A holding Eletrobras, que controla quase todas as geradoras de energia estatais, é uma das empresas mais importantes do mercado acionário brasileiro. Seu valor de mercado é de R$ 44 bilhões. Duas de suas ações fazem parte do Ibovespa – as ordinárias e as preferenciais do tipo B. Assim, tudo o que ocorre com ela tem repercussões imediatas e profundas sobre o humor dos pregões. No domingo (24), um dia antes do feriado paulistano que deixou ociosos os operadores, Wilson Ferreira Júnior, presidente da Eletrobras, anunciou sua renúncia. Ele permanecerá no cargo até 5 de março. Depois disso, deverá assumir a liderança da Petrobras Distribuidora, uma ex-estatal cujo controle acionário foi pulverizado por sucessivas vendas de ações na Bolsa.

O impacto nas ações de ambas as empresas foi imediato. Na segunda-feira (25), os papéis da Eletrobras negociados no mercado americano caíram mais de 10%, movimento que se repetiu quando o pregão brasileiro retomou suas atividades, no dia seguinte. Já as ações da Petrobras Distribuidora avançaram significativamente (observe o gráfico).

O movimento não ocorreu por acaso. O engenheiro Ferreira Júnior é um executivo consagrado por sua trajetória em empresas de energia. Ele havia sido indicado para presidir a Eletrobras em 2017, ainda sob Michel Temer. Quase uma unanimidade, ele permaneceu no cargo com o novo governo. Os analistas de mercado consideram que ele realizou um trabalho exemplar nos quase cinco anos à frente da companhia. No caso da Petrobras Distribuidora, sua chegada é vista como fundamental para encarar algumas mudanças no setor, como o crescimento do comércio eletrônico e o aumento do home office, que podem reduzir a demanda por combustíveis e a frequência às lojas de conveniência.

GOVERNANÇA No fato relevante em que anunciou a saída do executivo, a Eletrobras reconheceu seus méritos. Entre eles, a redução do pesado endividamento, a melhoria da governança e dos processos decisórios, a diminuição de custos operacionais com programas de eficiência e privatizações de distribuidoras, e a solução de um imbróglio oriundo do governo Dilma Rousseff. “Sob sua gestão a companhia atingiu lucros históricos (…) e resolveu contenciosos importantes nos Estados Unidos decorrentes de reflexos da Operação Lava Jato, dentre outras realizações relevantes”, segundo o documento.

COMPETÊNCIA COMPROVADA No cargo desde 2017, Wilson Ferreira Júnior melhorou as finanças e a governança da companhia. (Crédito:Divulgação)

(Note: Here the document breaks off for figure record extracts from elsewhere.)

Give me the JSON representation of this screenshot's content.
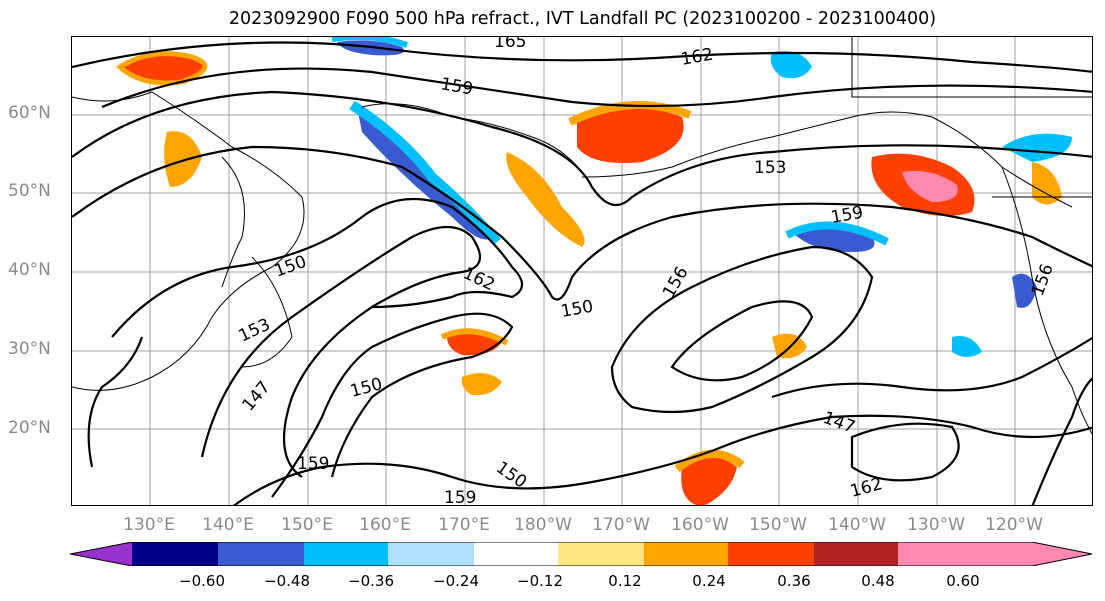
{
  "title": "2023092900 F090 500 hPa refract., IVT Landfall PC (2023100200 - 2023100400)",
  "lat_labels": [
    "60°N",
    "50°N",
    "40°N",
    "30°N",
    "20°N"
  ],
  "lon_labels": [
    "130°E",
    "140°E",
    "150°E",
    "160°E",
    "170°E",
    "180°W",
    "170°W",
    "160°W",
    "150°W",
    "140°W",
    "130°W",
    "120°W"
  ],
  "colorbar": {
    "ticks": [
      "−0.60",
      "−0.48",
      "−0.36",
      "−0.24",
      "−0.12",
      "0.12",
      "0.24",
      "0.36",
      "0.48",
      "0.60"
    ],
    "colors": [
      "#9932cc",
      "#00008b",
      "#3a5bd0",
      "#00bfff",
      "#b0e0ff",
      "#ffffff",
      "#ffe680",
      "#ffa500",
      "#ff4000",
      "#b22222",
      "#ff88b0"
    ]
  },
  "contour_labels": [
    "165",
    "162",
    "159",
    "153",
    "156",
    "150",
    "147",
    "159",
    "162",
    "156",
    "150",
    "153",
    "150",
    "147",
    "159",
    "150",
    "159",
    "162"
  ],
  "colors": {
    "land_outline": "#000000",
    "grid": "#999999",
    "label_gray": "#8a8a8a"
  }
}
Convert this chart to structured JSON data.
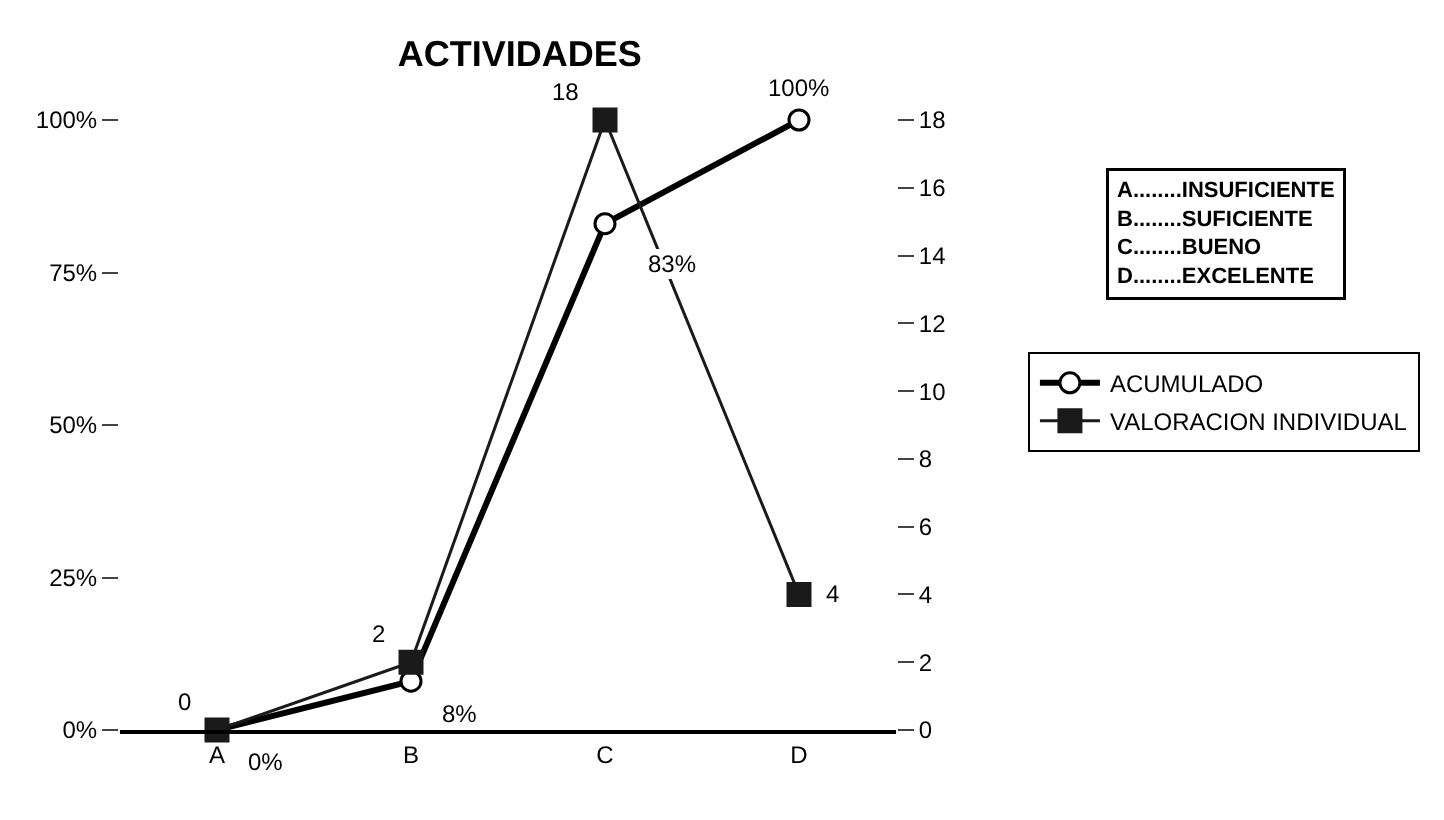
{
  "chart_data": {
    "type": "line",
    "title": "ACTIVIDADES",
    "categories": [
      "A",
      "B",
      "C",
      "D"
    ],
    "series": [
      {
        "name": "ACUMULADO",
        "color": "#000000",
        "values": [
          0,
          8,
          83,
          100
        ],
        "marker": "circle",
        "value_labels": [
          "0%",
          "8%",
          "83%",
          "100%"
        ]
      },
      {
        "name": "VALORACION INDIVIDUAL",
        "color": "#1a1a1a",
        "values": [
          0,
          2,
          18,
          4
        ],
        "marker": "square",
        "axis": "y2",
        "value_labels": [
          "0",
          "2",
          "18",
          "4"
        ]
      }
    ],
    "ylim": [
      0,
      100
    ],
    "yticks": [
      {
        "value": 0,
        "label": "0%"
      },
      {
        "value": 25,
        "label": "25%"
      },
      {
        "value": 50,
        "label": "50%"
      },
      {
        "value": 75,
        "label": "75%"
      },
      {
        "value": 100,
        "label": "100%"
      }
    ],
    "y2lim": [
      0,
      18
    ],
    "y2ticks": [
      0,
      2,
      4,
      6,
      8,
      10,
      12,
      14,
      16,
      18
    ],
    "annotations": [
      "A........INSUFICIENTE\nB........SUFICIENTE\nC........BUENO\nD........EXCELENTE"
    ],
    "legend": "right",
    "line_style": "solid"
  }
}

Para Ferreira Junior, essa trabalheira destinava-se a atingir um único objetivo, a privatização. Ela era dada como certa no início do governo Bolsonaro, mas foi perdendo força com o passar do tempo. A pá de cal na ideia foram as declarações do senador Rodrigo Pacheco (DEM-MG), candidato à presidência do Senado Federal. Na semana anterior à notícia da saída de Ferreira Júnior, Pacheco, que concorre ao cargo com o apoio do governo federal e da oposição, disse que privatizar “não é uma prioridade”. Tradução: é para esperar sentado.

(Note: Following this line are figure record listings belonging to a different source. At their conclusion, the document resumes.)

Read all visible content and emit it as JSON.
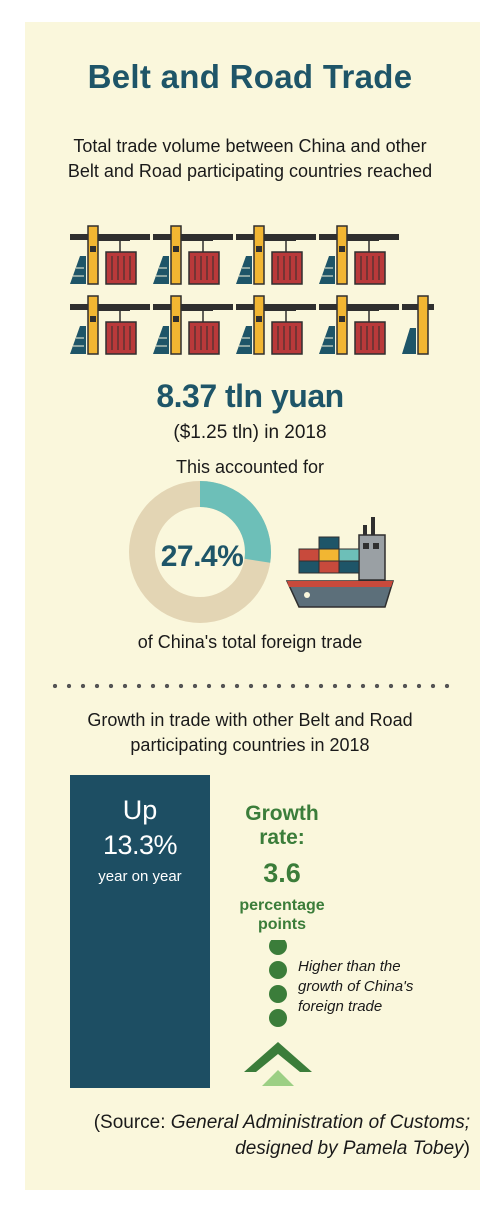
{
  "title": "Belt and Road Trade",
  "intro": "Total trade volume between China and other Belt and Road participating countries reached",
  "trade": {
    "amount": "8.37 tln yuan",
    "usd_year": "($1.25 tln) in 2018",
    "accounted_label": "This accounted for",
    "share_percent_text": "27.4%",
    "share_value": 27.4,
    "share_suffix": "of China's total foreign trade"
  },
  "growth": {
    "heading": "Growth in trade with other Belt and Road participating countries in 2018",
    "up_label": "Up",
    "up_percent": "13.3%",
    "up_sub": "year on year",
    "rate_label": "Growth rate:",
    "rate_value": "3.6",
    "rate_unit": "percentage points",
    "note": "Higher than the growth of China's foreign trade"
  },
  "source": {
    "prefix": "(Source: ",
    "italic": "General Administration of Customs; designed by Pamela Tobey",
    "suffix": ")"
  },
  "colors": {
    "background": "#faf7dc",
    "navy": "#1e5568",
    "teal": "#6dbfb8",
    "tan": "#e3d5b4",
    "green": "#3b7d3a"
  }
}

O recado do político, considerado favorito na disputa, foi um balde de água fria nas pretensões dos investidores e analistas que esperavam ver a Eletrobras seguir os passos da Petrobras Distribuidora. Após suas declarações, o Bradesco BBI reduziu a recomendação das ações de “comprar” para “neutra”, mantida após o anúncio da saída de Ferreira Júnior. Em relatórios anteriores, o banco havia estimado que a privatização poderia render R$ 30 bilhões ao Tesouro. Mais céticos, os analistas do Credit Suisse afirmaram em relatório que a privatização tornou-se algo difícil de acontecer, mas não impossível. “O processo de privatização é complexo, pode levar tempo e depende de mudanças que destinem mais investimentos na região Norte, limitação de direito de voto para investidores e garantias para o eventual aumento de preços”, segundo o relatório.

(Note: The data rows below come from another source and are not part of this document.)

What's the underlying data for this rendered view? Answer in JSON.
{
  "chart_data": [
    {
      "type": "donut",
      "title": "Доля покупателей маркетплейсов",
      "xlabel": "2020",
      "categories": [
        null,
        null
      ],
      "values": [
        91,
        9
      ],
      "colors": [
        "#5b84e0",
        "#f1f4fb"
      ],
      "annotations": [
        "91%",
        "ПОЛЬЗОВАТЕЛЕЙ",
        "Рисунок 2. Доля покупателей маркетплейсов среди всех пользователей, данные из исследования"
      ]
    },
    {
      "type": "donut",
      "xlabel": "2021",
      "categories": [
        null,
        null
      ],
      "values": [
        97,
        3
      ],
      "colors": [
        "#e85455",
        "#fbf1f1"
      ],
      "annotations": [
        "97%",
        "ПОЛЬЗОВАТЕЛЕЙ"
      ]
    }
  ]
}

A privatização vai além da eficiência. Durante muito tempo, a gestão da Eletrobras foi fortemente influenciada por lideranças políticas, de olho nas verbas gordas e nos investimentos bilionários do setor elétrico. Ao aprimorar a governança, o executivo demissionário buscou blindar a companhia dessas influências. Não por acaso, logo após anunciar a saída, o Conselho de Administração da estatal chamou a si a prerrogativa de indicar o sucessor de Ferreira Júnior. A sucessão, ainda não definida, promete fortes emoções.